I read the article by Jonathan Chait presenting several options that SCOTUS has in its ruling (h/t nyceve).
Basically, Chait simplifies "the law as half cost containment and half coverage expansion", where the coverage expansion entails Medicaid expansion and expansion of private insurance coverage. So, the argument goes that the portion of the law in serious danger is the 1/4 of the overall law that expands coverage through private insurance, which includes these reforms:
Preventing insurance companies from denying coverage to prospective customers who are sick (or canceling benefits to customers who get sick), plus a mandate for individuals to obtain coverage and tax credits for those who need help affording it.
Chait provides 5 options for SCOTUS:
1. Leave it all in place.
2. Technically eliminate the mandate to buy health care while leaving in place the fine for not having health insurance. (Essentially upholding the fine as a tax while technically eliminating the requirement.)
3. Eliminate the mandate, and the fine, but leave in place the regulations that insurance companies not discriminate against people with health risks and the subsidies for buying insurance.

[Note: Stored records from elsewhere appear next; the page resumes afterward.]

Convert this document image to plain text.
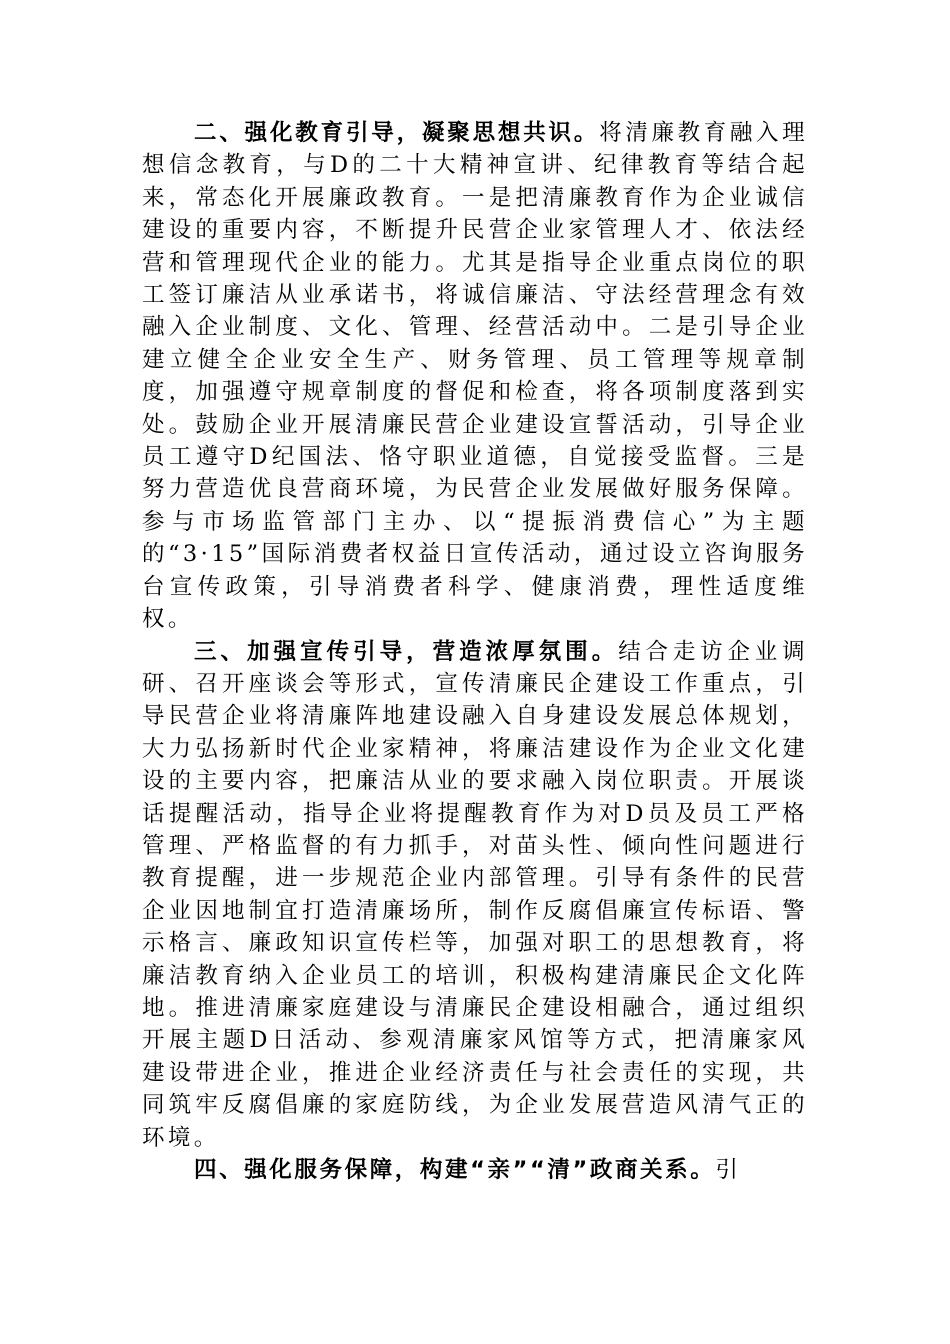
二、强化教育引导，凝聚思想共识。将清廉教育融入理想信念教育，与D的二十大精神宣讲、纪律教育等结合起来，常态化开展廉政教育。一是把清廉教育作为企业诚信建设的重要内容，不断提升民营企业家管理人才、依法经营和管理现代企业的能力。尤其是指导企业重点岗位的职工签订廉洁从业承诺书，将诚信廉洁、守法经营理念有效融入企业制度、文化、管理、经营活动中。二是引导企业建立健全企业安全生产、财务管理、员工管理等规章制度，加强遵守规章制度的督促和检查，将各项制度落到实处。鼓励企业开展清廉民营企业建设宣誓活动，引导企业员工遵守D纪国法、恪守职业道德，自觉接受监督。三是努力营造优良营商环境，为民营企业发展做好服务保障。参与市场监管部门主办、以“提振消费信心”为主题的“3·15”国际消费者权益日宣传活动，通过设立咨询服务台宣传政策，引导消费者科学、健康消费，理性适度维权。

三、加强宣传引导，营造浓厚氛围。结合走访企业调研、召开座谈会等形式，宣传清廉民企建设工作重点，引导民营企业将清廉阵地建设融入自身建设发展总体规划，大力弘扬新时代企业家精神，将廉洁建设作为企业文化建设的主要内容，把廉洁从业的要求融入岗位职责。开展谈话提醒活动，指导企业将提醒教育作为对D员及员工严格管理、严格监督的有力抓手，对苗头性、倾向性问题进行教育提醒，进一步规范企业内部管理。引导有条件的民营企业因地制宜打造清廉场所，制作反腐倡廉宣传标语、警示格言、廉政知识宣传栏等，加强对职工的思想教育，将廉洁教育纳入企业员工的培训，积极构建清廉民企文化阵地。推进清廉家庭建设与清廉民企建设相融合，通过组织开展主题D日活动、参观清廉家风馆等方式，把清廉家风建设带进企业，推进企业经济责任与社会责任的实现，共同筑牢反腐倡廉的家庭防线，为企业发展营造风清气正的环境。

四、强化服务保障，构建“亲”“清”政商关系。引
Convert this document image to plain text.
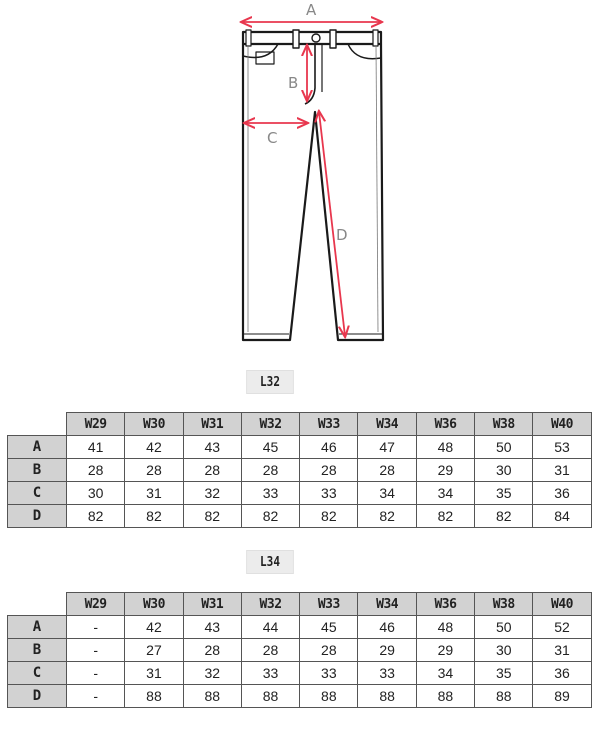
A
B
C
D
L32
	W29	W30	W31	W32	W33	W34	W36	W38	W40
A	41	42	43	45	46	47	48	50	53
B	28	28	28	28	28	28	29	30	31
C	30	31	32	33	33	34	34	35	36
D	82	82	82	82	82	82	82	82	84
L34
	W29	W30	W31	W32	W33	W34	W36	W38	W40
A	-	42	43	44	45	46	48	50	52
B	-	27	28	28	28	29	29	30	31
C	-	31	32	33	33	33	34	35	36
D	-	88	88	88	88	88	88	88	89
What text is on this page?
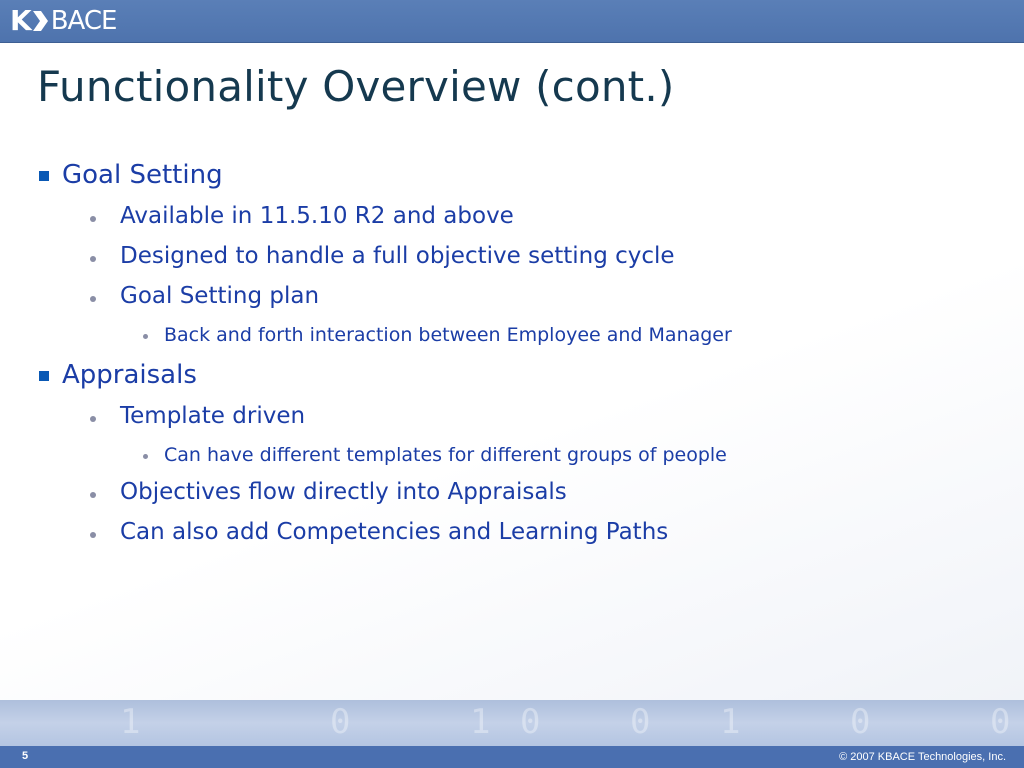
K BACE
Functionality Overview (cont.)
Goal Setting
Available in 11.5.10 R2 and above
Designed to handle a full objective setting cycle
Goal Setting plan
Back and forth interaction between Employee and Manager
Appraisals
Template driven
Can have different templates for different groups of people
Objectives flow directly into Appraisals
Can also add Competencies and Learning Paths
1	0	1 0	0 1	0	0
5	© 2007 KBACE Technologies, Inc.
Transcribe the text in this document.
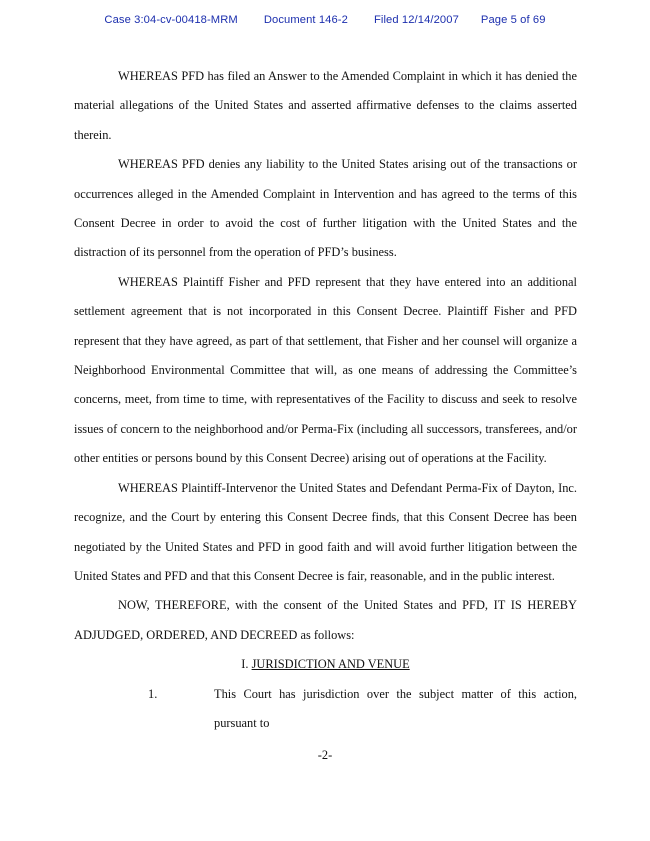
Case 3:04-cv-00418-MRM Document 146-2 Filed 12/14/2007 Page 5 of 69

WHEREAS PFD has filed an Answer to the Amended Complaint in which it has denied the material allegations of the United States and asserted affirmative defenses to the claims asserted therein.

WHEREAS PFD denies any liability to the United States arising out of the transactions or occurrences alleged in the Amended Complaint in Intervention and has agreed to the terms of this Consent Decree in order to avoid the cost of further litigation with the United States and the distraction of its personnel from the operation of PFD’s business.

WHEREAS Plaintiff Fisher and PFD represent that they have entered into an additional settlement agreement that is not incorporated in this Consent Decree. Plaintiff Fisher and PFD represent that they have agreed, as part of that settlement, that Fisher and her counsel will organize a Neighborhood Environmental Committee that will, as one means of addressing the Committee’s concerns, meet, from time to time, with representatives of the Facility to discuss and seek to resolve issues of concern to the neighborhood and/or Perma-Fix (including all successors, transferees, and/or other entities or persons bound by this Consent Decree) arising out of operations at the Facility.

WHEREAS Plaintiff-Intervenor the United States and Defendant Perma-Fix of Dayton, Inc. recognize, and the Court by entering this Consent Decree finds, that this Consent Decree has been negotiated by the United States and PFD in good faith and will avoid further litigation between the United States and PFD and that this Consent Decree is fair, reasonable, and in the public interest.

NOW, THEREFORE, with the consent of the United States and PFD, IT IS HEREBY ADJUDGED, ORDERED, AND DECREED as follows:

I. JURISDICTION AND VENUE

1.	This Court has jurisdiction over the subject matter of this action, pursuant to

-2-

4. Eliminate the mandate, the fine, insurance regulations, and the subsidies.
5. Nuke the entire law.
Option 2 would be acceptable for me, since I think the mandate is important. Also, maybe this happens because it could allow Kennedy (and Roberts?) to stake out a reasonable middle ground and still deliver a political 'loss' to Obama.
What do y'all think?
Are there any hidden dangers in removing the mandate but keeping the fine (besides Republicans using the ruling as a political weapon)?
Extra info about the fine:
It was estimated that in 2016 (given HCR) there would be some 21 million people in the US without insurance. Of these, some 13-14 million
will be exempt from the mandate or its penalties because they are unauthorized immigrants, have low income, have an offer of coverage that is deemed unaffordable, or are members of Indian tribes. Other exemptions, such as those for hardship or religious beliefs, will further contract the population that is subject to penalties
. That means that perhaps 7-8 million people would be uninsured and subject to fines.
[The] financial penalty, which—when the provisions are fully implemented in 2016—will range from $695 for a single person with low or moderate income to as much as $12,500 for a high-income family.